Gary Martindale

Personal information
- Date of birth: 24 June 1971 (age 55)
- Place of birth: Liverpool, England
- Position: Striker

Senior career*
- Years: Team / Apps / (Gls)
- 1993–1994: Burscough
- 1994–1995: Bolton Wanderers / 0 / (0)
- 1995–1996: Peterborough United / 31 / (15)
- 1996–1998: Notts County / 65 / (13)
- 1997: → Mansfield Town (loan) / 5 / (2)
- 1998–2000: Rotherham United / 28 / (6)
- 2000: → Telford United (loan) / 6 / (4)
- 2000–2002: Telford United / 52 / (12)
- 2002–2003: Burscough
- 2005: Chorley / 23 / (5)
- 2005–2006: Vauxhall Motors / 13 / (3)
- 2010–2011: Formby / 9 / (3)
- 2011–2014: Vauxhall Motors / 4 / (0)
- Total:  / 236 / (63)

Managerial career
- 2010–2011: Formby
- 2011–2014: Vauxhall Motors (Assistant Manager)
- 2014–2015: Marine (Assistant Manager)
- 2015–: Witton Albion (Assistant Manager)

= Gary Martindale =

English footballer (born 1971)

Gary Martindale (born 24 June 1971) is an English former professional footballer who played as a striker. He has since moved into management, serving as manager and assistant manager at four non-league football clubs in the North West of England.

==Playing career==
Born in Liverpool, Martindale began his senior career in non-League football with Burscough. He later played in the Football League for Bolton Wanderers, Peterborough United, Notts County, Mansfield Town and Rotherham United, before returning to non-League football with Telford United and Burscough.

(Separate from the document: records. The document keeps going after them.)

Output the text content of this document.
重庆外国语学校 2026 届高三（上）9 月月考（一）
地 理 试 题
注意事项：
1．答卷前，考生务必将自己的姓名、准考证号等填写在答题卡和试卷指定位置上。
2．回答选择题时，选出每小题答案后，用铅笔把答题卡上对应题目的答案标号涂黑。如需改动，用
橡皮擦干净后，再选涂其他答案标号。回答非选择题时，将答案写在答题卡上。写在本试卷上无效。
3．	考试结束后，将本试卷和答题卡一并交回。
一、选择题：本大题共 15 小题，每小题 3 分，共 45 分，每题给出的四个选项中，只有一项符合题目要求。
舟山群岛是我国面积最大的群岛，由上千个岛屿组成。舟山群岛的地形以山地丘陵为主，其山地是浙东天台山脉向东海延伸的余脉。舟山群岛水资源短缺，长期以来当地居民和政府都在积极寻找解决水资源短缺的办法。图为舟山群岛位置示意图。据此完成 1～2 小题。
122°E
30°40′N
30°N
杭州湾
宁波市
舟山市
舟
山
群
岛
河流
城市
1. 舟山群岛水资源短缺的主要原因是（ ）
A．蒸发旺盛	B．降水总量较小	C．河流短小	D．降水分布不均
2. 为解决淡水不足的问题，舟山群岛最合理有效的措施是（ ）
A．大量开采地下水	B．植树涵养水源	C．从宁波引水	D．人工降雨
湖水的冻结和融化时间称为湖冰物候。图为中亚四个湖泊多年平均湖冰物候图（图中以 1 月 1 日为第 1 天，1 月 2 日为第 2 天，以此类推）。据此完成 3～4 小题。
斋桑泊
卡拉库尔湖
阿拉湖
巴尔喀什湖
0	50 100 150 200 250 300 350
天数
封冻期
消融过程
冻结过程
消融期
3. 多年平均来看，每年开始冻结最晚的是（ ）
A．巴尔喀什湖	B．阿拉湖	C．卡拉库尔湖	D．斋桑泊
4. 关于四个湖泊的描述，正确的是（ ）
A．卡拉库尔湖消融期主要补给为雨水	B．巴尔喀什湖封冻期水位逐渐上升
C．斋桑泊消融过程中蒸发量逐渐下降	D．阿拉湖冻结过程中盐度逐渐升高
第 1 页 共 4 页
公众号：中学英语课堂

Despite having played in the Second Division (now League One) with Notts County, his most outstanding moment came after he returned to Burscough. In May 2003 they reached the final of the FA Trophy against Tamworth. Having started the competition as 400–1 outsiders, they had narrowed the odds but were still far from favourites. They pulled off a shock 2–1 win, with Martindale scoring both their goals.

==Coaching career==

===Formby===
Martindale was appointed manager of Formby in July 2010. Without time to rebuild the severely depleted squad before the season began, Formby had a disastrous first few games. Lacking a striker, Martindale reluctantly picked himself for the team. He scored in four out of his first five matches.

Despite turning Formby's fortunes around, including signing notable players like John Paul Kissock, Adam Farley and John Lawless, he felt unsupported by the club and after internal restructuring of the club he resigned in January 2011. He expressed an immediate desire to continue his management career elsewhere.

===Vauxhall Motors===
Two months later he took up a backroom coaching role at Prescot Cables, before being hired in June 2011 as Assistant Manager of Vauxhall Motors F.C. by their new manager Anthony Wright.

During the 2011–12 season, he was once more registered as a player for Vauxhall Motors.

===Marine===
In 2014 he was appointed by Marine as Assistant Manager, again alongside Carl Macauley who was appointed as manager. They left the club in February 2015.

===Witton Albion===
In October 2015 he was appointed, again as assistant manager, alongside Carl Macauley as manager at Witton Albion.